New York: In future challenges for developing realistic prosthetic devices, new research has revealed that even after a full year, the bionic touch did not remap the brain in people whose amputated limbs were replaced with prosthetic limbs.
The participants’ subjective sensation never shifted to match the location of the touch sensors on their prosthetic devices, according to neuroscientists at the University of Chicago and Chalmers University of Technology.
The stability of the touch sensations highlights the limits in the ability of the nervous system to adapt to different sensory input.
In the quest to develop robotic devices that are almost indistinguishable from a human limb, the key is designing devices that not only can be operated with a user’s own neural activity but can also accurately and precisely receive and relay sensory information to the user.
The new study, published in the journal Cell Reports, highlights just how difficult this may prove to be.
“One problem with current neural electrodes is that you can’t tell during the implantation surgery which part of the nerve corresponds to what sensation, so the electrodes don’t always land in exactly the location in the nerve that would match the location of the sensors in the prosthetic hand,” explained lead author and developer of the neuromusculoskeletal prostheses, Max Ortiz Catalan.
“We hoped that because the patients were grabbing objects and feeling the sensation somewhere else in the hand, all day and every day for several months, the brain would resolve the mismatch by shifting the perceived sensation to the thumb,” added Catalan, associate professor of bionics at Chalmers University of Technology.
During the study, three participants with above-elbow amputations were equipped with high-tech neuroprosthetic devices that were affixed directly to their humerus bone.
The users could control the prosthetic device thanks to signals received from electrodes implanted in the residual arm muscles, and received sensory feedback via another set of implanted electrodes.
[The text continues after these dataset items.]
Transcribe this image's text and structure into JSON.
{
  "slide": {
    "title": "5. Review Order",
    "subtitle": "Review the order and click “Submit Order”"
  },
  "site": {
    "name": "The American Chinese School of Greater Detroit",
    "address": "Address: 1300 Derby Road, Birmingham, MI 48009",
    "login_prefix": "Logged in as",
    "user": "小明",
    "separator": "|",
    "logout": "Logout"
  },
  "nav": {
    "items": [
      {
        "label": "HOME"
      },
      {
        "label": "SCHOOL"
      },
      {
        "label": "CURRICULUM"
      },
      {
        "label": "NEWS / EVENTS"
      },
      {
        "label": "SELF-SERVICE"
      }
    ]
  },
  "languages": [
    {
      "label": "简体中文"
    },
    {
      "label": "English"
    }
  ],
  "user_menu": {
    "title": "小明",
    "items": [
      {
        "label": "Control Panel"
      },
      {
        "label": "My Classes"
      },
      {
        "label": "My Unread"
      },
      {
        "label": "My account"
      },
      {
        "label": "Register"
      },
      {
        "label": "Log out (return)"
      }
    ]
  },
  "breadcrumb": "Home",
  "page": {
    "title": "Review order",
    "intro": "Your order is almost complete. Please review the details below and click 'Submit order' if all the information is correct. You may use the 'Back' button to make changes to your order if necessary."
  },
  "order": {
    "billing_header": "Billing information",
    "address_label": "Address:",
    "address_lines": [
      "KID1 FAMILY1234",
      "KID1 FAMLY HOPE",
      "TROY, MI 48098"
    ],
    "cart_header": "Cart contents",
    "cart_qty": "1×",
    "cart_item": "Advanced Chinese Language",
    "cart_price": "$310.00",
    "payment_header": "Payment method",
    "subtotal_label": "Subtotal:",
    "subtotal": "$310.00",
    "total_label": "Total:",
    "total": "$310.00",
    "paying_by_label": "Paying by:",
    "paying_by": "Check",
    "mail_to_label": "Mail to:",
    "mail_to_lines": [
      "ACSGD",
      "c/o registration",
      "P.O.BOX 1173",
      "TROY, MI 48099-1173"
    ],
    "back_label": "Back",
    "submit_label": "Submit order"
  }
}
In the study, the prosthetic users did not report feeling the sensation on the thumb, but rather in other hand locations, such as their middle finger or the palm.
Despite being able to observe their hand while interacting with objects, none of the users ever reported that they felt the sensation on their thumb, but rather that the sensation persisted in the same area where it was originally felt.
“Every day, for a year, these subjects saw their prosthetic thumb touching things and felt it in a different location – sometimes close to the thumb, but not on it – and the sensation never budged. Not even a smidge,” said senior author Sliman Bensmaia from UChicago.
The study highlights the importance of knowing exactly where to place electrodes when implanting sensory arrays for patients using these types of neuroprosthetic devices, as it appears unlikely that the brain is capable of making substantial adjustments in how it perceives that sensory input.
“This means that you really have to get it right,” said Bensmaia. “There are no do-overs here.”